The table next to us was having a good time chatting - about me. I was sitting just one person away from them so I gave them a smile.

They were so involved in their conversation, they didn't notice my gesture. Nope, they had no idea that that girl enjoying her glass of Australian shiraz was me. Sarah Crosbie.

"Blah, blah, blah, Sarah Crosbie, blah, blah, blah," – I could make out only every third word or so. I wasn't annoyed I was being talked about. I was amused. But then, my amusement turned to worry. I know I'm due for a hair cut and, yes, I've gained five pounds over the last few months. Maybe I looked so out of sorts I didn't even look like myself?

Working at a newspaper brings a certain amount of celebrity when you live in a city the size of Kingston.

There are times I like chatting with readers - like when I'm out on a date with my hubby, having a nice time, sipping wine - (when I look good) -and there are times when I'm not so keen about chatting with readers, like when I'm at the drugstore buying diapers with bedhead and raccoon eyes from yesterday's mascara.

One time a few months ago, a lovely older man who was in his 70s or 80s met me at the cash register and wanted to chat.

"Well, fancy meeting you here so early in the morning, Sarah Crosbie!" he said with a huge smile.

"I'm getting my newspaper.

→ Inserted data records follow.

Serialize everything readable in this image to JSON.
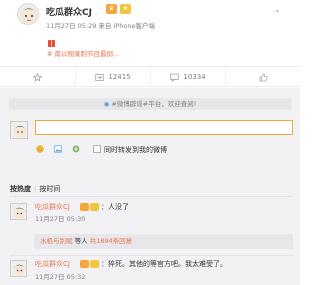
{
  "post": {
    "author": "吃瓜群众CJ",
    "date": "11月27日 05:29",
    "source_prefix": "来自",
    "source": "iPhone客户端",
    "promo_text": "✲ 南以翔录制节目最倒..."
  },
  "actions": {
    "repost_count": "12415",
    "comment_count": "10334"
  },
  "comments": {
    "topic_bar": "#微博辟谣#平台，欢迎查阅!",
    "repost_label": "同时转发到我的微博",
    "sort_hot": "按热度",
    "sort_time": "按时间",
    "items": [
      {
        "author": "吃瓜群众CJ",
        "text": "：人没了",
        "time": "11月27日 05:30"
      },
      {
        "author": "吃瓜群众CJ",
        "text": "：猝死。其他的等官方吧。我太难受了。",
        "time": "11月27日 05:32"
      }
    ],
    "reply_summary": {
      "users": "水机与别赋",
      "middle": " 等人 ",
      "count": "共1894条回复"
    }
  },
  "colors": {
    "accent": "#eb7350",
    "input_border": "#f2a53a",
    "panel_bg": "#f2f2f5"
  }
}
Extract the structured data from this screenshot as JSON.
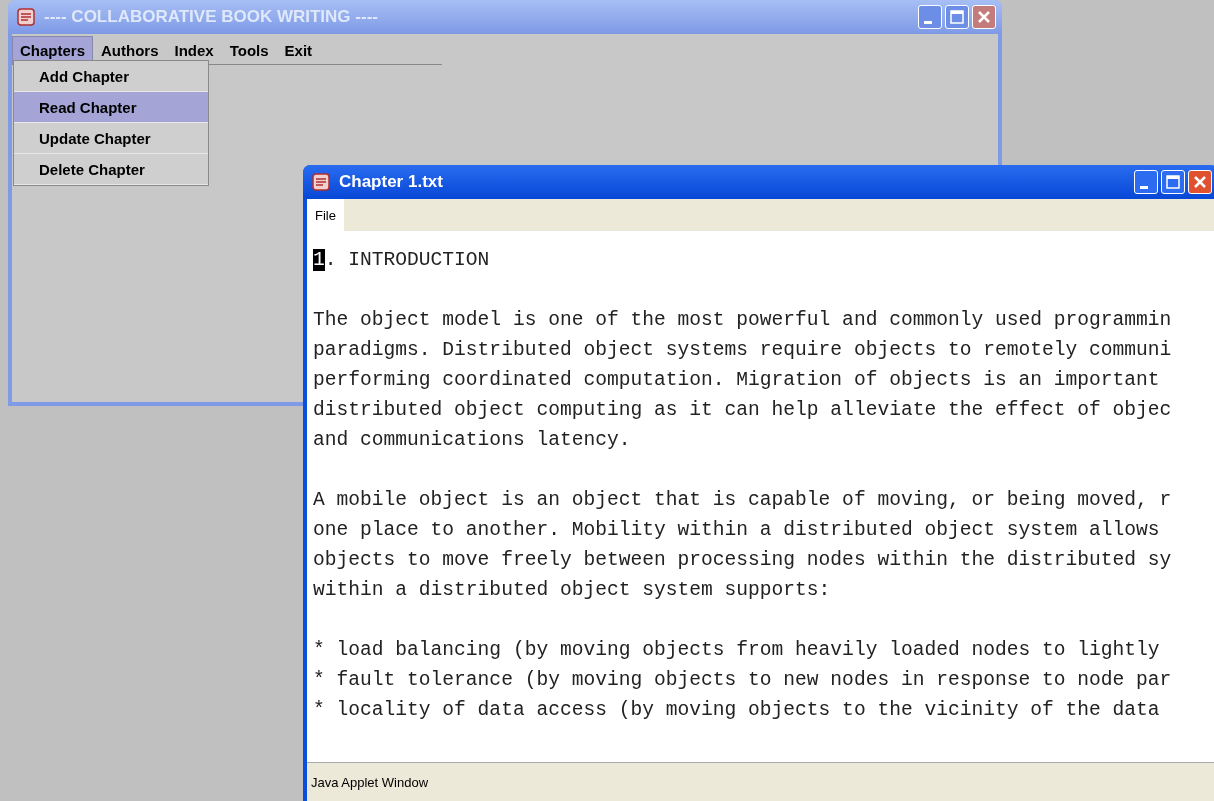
{
  "main_window": {
    "title": "---- COLLABORATIVE BOOK WRITING ----",
    "active": false,
    "menu_bar": [
      {
        "label": "Chapters",
        "selected": true
      },
      {
        "label": "Authors",
        "selected": false
      },
      {
        "label": "Index",
        "selected": false
      },
      {
        "label": "Tools",
        "selected": false
      },
      {
        "label": "Exit",
        "selected": false
      }
    ],
    "dropdown": [
      {
        "label": "Add Chapter",
        "selected": false
      },
      {
        "label": "Read Chapter",
        "selected": true
      },
      {
        "label": "Update Chapter",
        "selected": false
      },
      {
        "label": "Delete Chapter",
        "selected": false
      }
    ]
  },
  "chapter_window": {
    "title": "Chapter 1.txt",
    "active": true,
    "menu_bar": [
      {
        "label": "File",
        "selected": false
      }
    ],
    "heading": {
      "selected_text": "1",
      "text": ". INTRODUCTION"
    },
    "paragraphs": [
      [
        "The object model is one of the most powerful and commonly used programmin",
        "paradigms. Distributed object systems require objects to remotely communi",
        "performing coordinated computation. Migration of objects is an important",
        "distributed object computing as it can help alleviate the effect of objec",
        "and communications latency."
      ],
      [
        "A mobile object is an object that is capable of moving, or being moved, r",
        "one place to another. Mobility within a distributed object system allows",
        "objects to move freely between processing nodes within the distributed sy",
        "within a distributed object system supports:"
      ],
      [
        "* load balancing (by moving objects from heavily loaded nodes to lightly",
        "* fault tolerance (by moving objects to new nodes in response to node par",
        "* locality of data access (by moving objects to the vicinity of the data"
      ]
    ],
    "status_bar": "Java Applet Window"
  }
}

Whatcha getting this time of day?"

"Oh, well, you know," I said, as I tried to hide the box of tampons behind my back.

I slowly backed away, mumbling something about having to go grab something, anything, to get me out of the humiliating situation. It was like having to talk about feminine products with my grandpa.

I also once had a Kingstonian tell me she was at a little resort, Los Corales, in Santiago de Cuba, the same week my husband and I were there - and she saw us.

Saw us doing what? I thought. Frolicking on the beach? Kissing?

Hoovering our dinner? Jumping in the pool with our clothes on? My mind raced as I tried to rewind the entire vacation in my head.

I don't have a problem with people talking about me. All I ask is that if you are going to take my advice and give me a new name so you can gab about me openly, you make it something fun like Billie Bo Bobette.